Wheat futures fell after speculations that global production will climb to a record re-emerged. This is not really new news, as the US Department of Agriculture previously said in a May 10 report that global wheat production would hit 701.1 million metric tons in year 2013-2014 which starts in June. Similarly, Russia has also indicated that it will expand output to 56 million metric tons, close to a 50% increase from this year.
Prices hit a high of above $9.20 per bushel last July due to weather concerns affecting crops. In light of this, the increase in wheat production should only go so far as to bring inventories closer to pre-drought levels, rather than causing a huge glut of supply that will drive prices lower.
Technicals agree with this outlook, with price currently facing a multi-year rising trendline which can be expected to provide some support against downside movements. Also, the bottom of current consolidation range is the confluence with the ceiling of early Jan 2012 levels, which affirms and add strength to current support Stochastic indicator also suggest that price may be able to rebound higher from here with readings still aiming higher.
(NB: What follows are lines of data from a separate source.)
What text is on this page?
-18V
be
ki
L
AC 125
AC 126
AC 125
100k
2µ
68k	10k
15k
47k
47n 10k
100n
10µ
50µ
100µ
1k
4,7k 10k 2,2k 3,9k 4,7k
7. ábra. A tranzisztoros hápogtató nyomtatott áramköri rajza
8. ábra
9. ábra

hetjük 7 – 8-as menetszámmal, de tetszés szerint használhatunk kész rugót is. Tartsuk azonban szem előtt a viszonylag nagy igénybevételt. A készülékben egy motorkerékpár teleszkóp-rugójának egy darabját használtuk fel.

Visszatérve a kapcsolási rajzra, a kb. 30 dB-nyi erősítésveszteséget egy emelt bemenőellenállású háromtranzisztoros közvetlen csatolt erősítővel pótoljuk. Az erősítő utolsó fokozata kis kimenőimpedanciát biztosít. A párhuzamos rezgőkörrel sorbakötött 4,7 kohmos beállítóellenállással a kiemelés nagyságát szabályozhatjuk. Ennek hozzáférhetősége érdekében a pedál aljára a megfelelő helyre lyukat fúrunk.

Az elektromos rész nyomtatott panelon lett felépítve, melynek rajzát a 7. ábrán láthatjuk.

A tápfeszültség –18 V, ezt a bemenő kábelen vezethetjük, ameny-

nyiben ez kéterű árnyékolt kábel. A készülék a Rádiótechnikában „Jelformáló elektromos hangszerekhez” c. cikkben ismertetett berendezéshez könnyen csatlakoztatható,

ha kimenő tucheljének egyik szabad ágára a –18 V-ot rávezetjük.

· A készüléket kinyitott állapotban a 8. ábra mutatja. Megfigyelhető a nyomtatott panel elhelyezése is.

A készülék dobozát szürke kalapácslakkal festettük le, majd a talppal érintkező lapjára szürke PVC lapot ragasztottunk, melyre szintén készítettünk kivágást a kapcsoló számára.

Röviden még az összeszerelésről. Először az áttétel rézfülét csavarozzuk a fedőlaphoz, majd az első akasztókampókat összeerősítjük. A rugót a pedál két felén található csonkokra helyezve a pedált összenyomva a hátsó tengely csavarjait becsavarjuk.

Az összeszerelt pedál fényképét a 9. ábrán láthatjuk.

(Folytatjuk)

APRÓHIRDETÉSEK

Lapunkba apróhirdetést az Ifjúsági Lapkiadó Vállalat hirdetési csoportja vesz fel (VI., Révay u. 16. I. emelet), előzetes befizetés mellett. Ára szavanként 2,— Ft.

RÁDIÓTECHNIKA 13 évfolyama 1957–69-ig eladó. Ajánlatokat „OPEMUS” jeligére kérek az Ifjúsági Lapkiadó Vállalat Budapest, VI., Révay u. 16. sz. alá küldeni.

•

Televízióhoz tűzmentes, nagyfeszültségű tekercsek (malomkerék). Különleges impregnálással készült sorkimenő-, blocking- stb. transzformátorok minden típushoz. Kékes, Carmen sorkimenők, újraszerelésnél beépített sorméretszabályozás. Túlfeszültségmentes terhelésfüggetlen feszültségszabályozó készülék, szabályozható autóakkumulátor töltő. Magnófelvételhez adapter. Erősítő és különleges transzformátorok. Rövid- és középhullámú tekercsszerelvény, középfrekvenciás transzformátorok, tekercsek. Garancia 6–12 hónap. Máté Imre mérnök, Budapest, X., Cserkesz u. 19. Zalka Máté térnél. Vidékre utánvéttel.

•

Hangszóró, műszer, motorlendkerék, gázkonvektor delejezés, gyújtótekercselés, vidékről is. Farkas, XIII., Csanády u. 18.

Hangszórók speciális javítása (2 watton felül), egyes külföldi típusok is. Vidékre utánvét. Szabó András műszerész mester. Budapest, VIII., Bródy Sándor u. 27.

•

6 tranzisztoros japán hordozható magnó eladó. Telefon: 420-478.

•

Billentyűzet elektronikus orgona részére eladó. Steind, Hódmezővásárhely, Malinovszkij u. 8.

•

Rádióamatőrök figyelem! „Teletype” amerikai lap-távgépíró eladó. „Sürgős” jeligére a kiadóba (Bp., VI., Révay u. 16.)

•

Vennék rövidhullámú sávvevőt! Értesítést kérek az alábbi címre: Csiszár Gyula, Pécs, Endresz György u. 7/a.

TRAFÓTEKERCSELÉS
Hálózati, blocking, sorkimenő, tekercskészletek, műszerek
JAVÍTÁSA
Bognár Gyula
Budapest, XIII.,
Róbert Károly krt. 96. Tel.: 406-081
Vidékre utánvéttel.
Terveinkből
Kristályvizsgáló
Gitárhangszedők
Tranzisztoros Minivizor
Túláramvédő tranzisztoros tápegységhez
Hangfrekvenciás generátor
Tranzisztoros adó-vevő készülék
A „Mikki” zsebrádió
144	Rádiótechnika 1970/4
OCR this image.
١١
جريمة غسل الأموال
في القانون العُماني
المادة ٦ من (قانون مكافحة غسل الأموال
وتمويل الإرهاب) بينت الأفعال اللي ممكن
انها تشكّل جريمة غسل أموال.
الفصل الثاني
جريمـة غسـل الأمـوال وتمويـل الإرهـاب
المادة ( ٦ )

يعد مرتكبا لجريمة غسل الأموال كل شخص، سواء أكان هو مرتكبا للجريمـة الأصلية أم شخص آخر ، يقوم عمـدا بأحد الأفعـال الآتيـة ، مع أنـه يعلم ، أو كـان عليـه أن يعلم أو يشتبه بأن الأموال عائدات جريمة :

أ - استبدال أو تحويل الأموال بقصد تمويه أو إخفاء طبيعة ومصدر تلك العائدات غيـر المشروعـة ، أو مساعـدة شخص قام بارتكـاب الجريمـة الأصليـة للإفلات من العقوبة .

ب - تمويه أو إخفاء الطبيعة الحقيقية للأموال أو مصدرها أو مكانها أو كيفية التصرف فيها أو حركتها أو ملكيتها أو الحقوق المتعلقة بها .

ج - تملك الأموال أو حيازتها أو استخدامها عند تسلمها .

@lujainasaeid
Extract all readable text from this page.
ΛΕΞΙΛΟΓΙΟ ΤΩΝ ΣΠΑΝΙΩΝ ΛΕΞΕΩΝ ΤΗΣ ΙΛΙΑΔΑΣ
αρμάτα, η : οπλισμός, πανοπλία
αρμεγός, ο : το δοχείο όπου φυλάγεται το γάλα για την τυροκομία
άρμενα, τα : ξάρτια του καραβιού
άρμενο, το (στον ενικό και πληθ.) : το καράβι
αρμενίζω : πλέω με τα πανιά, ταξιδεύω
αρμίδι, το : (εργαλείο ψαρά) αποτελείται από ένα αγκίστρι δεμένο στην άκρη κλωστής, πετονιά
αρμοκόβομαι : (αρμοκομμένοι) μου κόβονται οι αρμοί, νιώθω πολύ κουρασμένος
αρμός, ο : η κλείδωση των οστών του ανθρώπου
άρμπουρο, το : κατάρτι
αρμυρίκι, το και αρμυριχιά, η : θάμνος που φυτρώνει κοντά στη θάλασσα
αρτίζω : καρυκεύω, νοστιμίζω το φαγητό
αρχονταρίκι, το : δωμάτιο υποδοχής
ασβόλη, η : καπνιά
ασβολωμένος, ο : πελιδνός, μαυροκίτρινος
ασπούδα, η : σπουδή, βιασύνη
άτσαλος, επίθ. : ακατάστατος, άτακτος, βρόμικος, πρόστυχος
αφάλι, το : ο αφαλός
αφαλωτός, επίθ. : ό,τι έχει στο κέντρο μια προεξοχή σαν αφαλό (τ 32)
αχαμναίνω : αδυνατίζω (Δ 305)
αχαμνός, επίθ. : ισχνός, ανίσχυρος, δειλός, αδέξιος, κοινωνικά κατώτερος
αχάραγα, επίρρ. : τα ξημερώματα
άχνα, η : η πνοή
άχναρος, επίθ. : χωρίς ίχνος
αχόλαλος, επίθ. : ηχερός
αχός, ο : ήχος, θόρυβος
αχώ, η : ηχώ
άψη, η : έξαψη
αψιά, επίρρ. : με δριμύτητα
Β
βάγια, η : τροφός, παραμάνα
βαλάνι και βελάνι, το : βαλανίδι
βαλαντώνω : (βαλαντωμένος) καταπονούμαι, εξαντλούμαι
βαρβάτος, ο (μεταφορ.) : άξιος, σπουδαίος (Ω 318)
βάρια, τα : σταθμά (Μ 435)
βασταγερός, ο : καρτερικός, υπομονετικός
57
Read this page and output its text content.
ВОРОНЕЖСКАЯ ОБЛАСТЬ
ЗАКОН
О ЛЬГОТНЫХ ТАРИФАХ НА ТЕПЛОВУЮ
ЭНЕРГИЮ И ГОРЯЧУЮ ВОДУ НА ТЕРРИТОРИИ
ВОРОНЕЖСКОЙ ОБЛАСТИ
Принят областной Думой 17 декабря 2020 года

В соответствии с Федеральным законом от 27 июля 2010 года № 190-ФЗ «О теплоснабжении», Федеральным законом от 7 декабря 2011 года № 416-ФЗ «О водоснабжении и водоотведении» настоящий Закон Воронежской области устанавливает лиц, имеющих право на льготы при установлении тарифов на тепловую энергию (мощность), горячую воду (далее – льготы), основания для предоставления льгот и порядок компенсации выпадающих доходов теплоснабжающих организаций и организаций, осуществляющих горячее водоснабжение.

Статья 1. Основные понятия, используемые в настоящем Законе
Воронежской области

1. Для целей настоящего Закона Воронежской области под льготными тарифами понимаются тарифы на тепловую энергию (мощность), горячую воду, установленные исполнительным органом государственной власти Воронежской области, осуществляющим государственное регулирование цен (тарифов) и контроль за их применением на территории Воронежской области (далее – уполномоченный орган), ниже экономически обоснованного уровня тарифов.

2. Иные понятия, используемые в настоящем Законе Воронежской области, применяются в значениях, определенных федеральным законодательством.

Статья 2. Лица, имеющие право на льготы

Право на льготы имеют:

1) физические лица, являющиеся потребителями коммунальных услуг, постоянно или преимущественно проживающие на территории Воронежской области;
Fundamentally, looking at Corn and Soybean which have been rallying due to weather woes, it is strange to see Wheat going against the grain. Producers pledging to produce more is a good thing, but that does not negate the same potential weather risks that corn and soybeans are facing. It is likely that Wheat will take a hit from weather in 2013-2014 as well, which will definitely impact production levels, with ‘how much’ being the only question.